Providing money for local mitigation and health projects, the state is using grants to push the federal government to finish binational wastewater upgrades.

Overview

  • The State Water Resources Control Board opened applications Thursday for a $46 million competitive grant program drawn from Proposition 4 to fund projects that reduce bacteria, remove trash, and lower public-health risks in the Tijuana River watershed.
  • Grants cover planning and implementation work with caps of $750,000 for planning, $10 million for implementation and up to $20 million with deputy director approval to support on-the-ground mitigation and restoration.

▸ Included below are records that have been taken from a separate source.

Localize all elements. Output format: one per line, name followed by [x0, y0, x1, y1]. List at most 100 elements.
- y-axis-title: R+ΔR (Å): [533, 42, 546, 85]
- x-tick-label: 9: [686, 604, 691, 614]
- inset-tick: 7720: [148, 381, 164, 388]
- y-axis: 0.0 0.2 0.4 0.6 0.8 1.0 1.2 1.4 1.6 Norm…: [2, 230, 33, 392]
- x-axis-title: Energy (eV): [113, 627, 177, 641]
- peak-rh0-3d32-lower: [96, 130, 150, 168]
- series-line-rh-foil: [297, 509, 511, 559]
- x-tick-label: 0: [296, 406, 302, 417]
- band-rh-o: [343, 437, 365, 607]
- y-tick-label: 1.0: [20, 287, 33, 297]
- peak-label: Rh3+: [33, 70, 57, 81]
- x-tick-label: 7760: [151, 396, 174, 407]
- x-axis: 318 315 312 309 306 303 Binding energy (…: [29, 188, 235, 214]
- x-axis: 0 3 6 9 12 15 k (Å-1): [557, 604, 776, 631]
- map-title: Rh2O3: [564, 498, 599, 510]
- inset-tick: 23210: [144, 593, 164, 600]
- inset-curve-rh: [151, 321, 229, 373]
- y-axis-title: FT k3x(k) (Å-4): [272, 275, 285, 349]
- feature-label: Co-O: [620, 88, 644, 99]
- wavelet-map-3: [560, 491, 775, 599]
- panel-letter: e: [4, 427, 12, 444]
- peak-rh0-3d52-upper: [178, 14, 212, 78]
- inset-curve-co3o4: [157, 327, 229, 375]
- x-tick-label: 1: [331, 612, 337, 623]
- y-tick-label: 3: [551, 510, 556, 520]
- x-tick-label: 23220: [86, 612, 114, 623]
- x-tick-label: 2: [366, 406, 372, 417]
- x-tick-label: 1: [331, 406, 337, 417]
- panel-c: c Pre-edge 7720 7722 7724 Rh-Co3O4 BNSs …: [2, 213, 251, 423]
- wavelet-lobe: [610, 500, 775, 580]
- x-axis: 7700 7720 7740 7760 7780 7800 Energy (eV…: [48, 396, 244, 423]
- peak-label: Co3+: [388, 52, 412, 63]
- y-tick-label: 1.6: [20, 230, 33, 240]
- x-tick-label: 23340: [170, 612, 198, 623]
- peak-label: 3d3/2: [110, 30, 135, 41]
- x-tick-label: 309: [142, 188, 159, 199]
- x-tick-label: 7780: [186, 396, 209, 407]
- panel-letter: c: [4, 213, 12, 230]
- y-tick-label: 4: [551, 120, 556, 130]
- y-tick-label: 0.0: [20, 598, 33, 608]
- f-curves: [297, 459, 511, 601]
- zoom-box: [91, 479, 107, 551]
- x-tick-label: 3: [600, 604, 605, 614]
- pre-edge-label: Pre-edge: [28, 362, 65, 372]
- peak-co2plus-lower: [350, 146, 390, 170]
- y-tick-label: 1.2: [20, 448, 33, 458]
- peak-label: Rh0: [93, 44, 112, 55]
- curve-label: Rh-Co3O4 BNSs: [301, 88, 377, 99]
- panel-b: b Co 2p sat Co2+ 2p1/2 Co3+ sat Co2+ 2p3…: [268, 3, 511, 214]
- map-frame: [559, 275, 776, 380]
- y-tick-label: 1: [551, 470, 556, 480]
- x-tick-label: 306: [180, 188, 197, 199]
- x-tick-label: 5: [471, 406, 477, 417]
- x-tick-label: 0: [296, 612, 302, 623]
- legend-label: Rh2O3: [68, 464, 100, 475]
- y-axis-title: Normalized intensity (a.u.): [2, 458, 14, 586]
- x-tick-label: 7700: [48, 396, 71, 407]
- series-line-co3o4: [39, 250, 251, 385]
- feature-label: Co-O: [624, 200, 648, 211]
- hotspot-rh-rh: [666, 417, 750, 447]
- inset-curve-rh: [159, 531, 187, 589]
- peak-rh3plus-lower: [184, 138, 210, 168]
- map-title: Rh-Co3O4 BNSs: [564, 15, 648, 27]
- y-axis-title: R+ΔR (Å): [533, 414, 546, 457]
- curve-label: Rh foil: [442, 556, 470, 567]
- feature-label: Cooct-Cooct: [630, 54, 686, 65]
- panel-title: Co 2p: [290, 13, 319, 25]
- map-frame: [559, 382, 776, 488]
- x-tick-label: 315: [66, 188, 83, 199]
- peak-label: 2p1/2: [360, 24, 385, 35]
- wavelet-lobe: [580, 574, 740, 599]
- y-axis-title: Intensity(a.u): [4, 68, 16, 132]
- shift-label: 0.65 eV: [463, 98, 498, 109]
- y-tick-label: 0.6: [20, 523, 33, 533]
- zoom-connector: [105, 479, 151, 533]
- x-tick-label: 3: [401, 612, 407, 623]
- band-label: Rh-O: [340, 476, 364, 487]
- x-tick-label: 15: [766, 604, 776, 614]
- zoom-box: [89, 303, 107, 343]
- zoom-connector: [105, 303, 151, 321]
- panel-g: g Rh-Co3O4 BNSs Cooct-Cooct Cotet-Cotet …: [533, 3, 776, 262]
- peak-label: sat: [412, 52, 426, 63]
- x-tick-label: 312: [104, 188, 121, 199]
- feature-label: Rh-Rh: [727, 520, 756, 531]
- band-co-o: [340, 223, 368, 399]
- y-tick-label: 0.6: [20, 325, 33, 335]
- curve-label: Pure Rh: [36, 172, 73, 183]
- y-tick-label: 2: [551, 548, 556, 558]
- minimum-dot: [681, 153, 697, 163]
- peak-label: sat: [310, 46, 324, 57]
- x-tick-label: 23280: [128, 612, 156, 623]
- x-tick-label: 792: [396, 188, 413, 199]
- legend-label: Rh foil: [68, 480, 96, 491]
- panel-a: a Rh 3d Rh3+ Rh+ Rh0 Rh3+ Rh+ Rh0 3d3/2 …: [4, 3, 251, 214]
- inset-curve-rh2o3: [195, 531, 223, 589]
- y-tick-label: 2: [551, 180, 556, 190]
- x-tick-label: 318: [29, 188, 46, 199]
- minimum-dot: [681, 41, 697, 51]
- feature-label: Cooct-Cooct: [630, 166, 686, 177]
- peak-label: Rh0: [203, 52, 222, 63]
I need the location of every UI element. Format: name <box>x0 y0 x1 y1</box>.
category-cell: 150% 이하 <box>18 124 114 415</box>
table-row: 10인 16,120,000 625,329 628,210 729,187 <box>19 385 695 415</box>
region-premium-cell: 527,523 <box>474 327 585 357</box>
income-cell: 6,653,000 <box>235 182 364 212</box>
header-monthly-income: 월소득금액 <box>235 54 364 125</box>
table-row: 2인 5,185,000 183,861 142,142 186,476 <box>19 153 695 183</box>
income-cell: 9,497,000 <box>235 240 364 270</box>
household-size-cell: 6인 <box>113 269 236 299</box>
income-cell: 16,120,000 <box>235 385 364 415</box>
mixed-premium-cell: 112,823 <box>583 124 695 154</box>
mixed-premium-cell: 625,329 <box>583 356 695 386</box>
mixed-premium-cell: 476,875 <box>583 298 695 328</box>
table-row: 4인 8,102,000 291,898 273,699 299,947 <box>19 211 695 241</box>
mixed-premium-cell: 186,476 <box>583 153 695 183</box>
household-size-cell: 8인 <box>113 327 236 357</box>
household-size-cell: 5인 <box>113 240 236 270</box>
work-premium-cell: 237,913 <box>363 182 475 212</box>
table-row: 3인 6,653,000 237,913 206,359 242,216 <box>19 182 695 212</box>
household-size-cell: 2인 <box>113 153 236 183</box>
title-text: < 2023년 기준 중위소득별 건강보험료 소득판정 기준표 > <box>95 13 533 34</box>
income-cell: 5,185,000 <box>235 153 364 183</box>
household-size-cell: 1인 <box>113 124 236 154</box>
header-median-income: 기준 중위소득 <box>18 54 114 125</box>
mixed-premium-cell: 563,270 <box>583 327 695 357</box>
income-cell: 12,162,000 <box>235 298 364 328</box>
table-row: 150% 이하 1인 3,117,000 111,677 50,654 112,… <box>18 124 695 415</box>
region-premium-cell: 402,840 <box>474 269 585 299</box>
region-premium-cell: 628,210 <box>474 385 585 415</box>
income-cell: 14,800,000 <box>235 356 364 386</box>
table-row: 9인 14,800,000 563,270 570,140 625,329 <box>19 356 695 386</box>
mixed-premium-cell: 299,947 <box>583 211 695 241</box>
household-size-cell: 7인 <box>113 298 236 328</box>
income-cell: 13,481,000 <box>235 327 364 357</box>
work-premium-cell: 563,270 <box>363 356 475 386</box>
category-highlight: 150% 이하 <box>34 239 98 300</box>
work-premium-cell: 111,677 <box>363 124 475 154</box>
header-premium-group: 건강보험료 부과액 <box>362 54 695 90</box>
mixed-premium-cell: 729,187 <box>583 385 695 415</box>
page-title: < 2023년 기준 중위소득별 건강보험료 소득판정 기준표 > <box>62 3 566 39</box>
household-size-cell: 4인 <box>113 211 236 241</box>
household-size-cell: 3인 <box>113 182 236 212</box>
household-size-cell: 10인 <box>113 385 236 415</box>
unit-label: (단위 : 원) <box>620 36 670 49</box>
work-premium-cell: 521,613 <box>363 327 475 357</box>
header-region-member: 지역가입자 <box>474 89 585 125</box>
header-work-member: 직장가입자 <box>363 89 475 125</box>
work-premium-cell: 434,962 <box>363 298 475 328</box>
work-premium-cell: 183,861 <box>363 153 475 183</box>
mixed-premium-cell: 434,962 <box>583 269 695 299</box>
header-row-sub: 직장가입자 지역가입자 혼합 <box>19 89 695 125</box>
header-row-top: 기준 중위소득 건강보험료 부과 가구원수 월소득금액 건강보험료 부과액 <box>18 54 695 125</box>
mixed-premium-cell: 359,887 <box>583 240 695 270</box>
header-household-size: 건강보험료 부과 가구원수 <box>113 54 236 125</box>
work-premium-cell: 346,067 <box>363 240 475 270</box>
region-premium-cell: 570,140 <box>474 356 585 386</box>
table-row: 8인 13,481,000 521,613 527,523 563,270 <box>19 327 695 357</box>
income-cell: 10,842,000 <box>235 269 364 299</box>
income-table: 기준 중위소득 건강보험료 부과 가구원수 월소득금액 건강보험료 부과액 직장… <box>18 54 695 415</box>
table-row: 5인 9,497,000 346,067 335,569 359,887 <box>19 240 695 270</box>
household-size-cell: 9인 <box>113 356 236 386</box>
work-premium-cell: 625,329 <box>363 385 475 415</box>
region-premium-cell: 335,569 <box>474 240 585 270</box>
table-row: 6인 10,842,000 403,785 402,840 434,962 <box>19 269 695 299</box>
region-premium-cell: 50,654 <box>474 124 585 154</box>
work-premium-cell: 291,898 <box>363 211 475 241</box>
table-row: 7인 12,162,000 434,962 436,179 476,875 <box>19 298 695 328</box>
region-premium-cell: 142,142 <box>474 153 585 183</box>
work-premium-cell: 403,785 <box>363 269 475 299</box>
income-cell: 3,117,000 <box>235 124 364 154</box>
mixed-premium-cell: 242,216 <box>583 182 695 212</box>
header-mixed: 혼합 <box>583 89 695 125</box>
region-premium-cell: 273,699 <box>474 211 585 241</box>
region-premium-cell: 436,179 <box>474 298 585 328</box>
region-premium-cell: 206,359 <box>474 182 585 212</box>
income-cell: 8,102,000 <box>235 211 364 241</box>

  • California frames the funding as a stopgap to protect communities while calling on the federal government, which runs the South Bay International Wastewater Treatment Plant, to complete planned repairs and expansions under the U.S.-Mexico agreement.
  • The rollout adds to about $38 million the state has spent since 2019 on sediment basins, trash booms, habitat work, monitoring and air purifiers to address chronic discharges that the International Boundary and Water Commission says have totaled over 100 billion gallons since 2018.
  • Local leaders and environmental groups say the grants will help urgently needed cleanup and health protections for low-income Latino communities exposed to foul-smelling sewage and hydrogen sulfide, and the program could increase pressure for larger federal and binational infrastructure investments.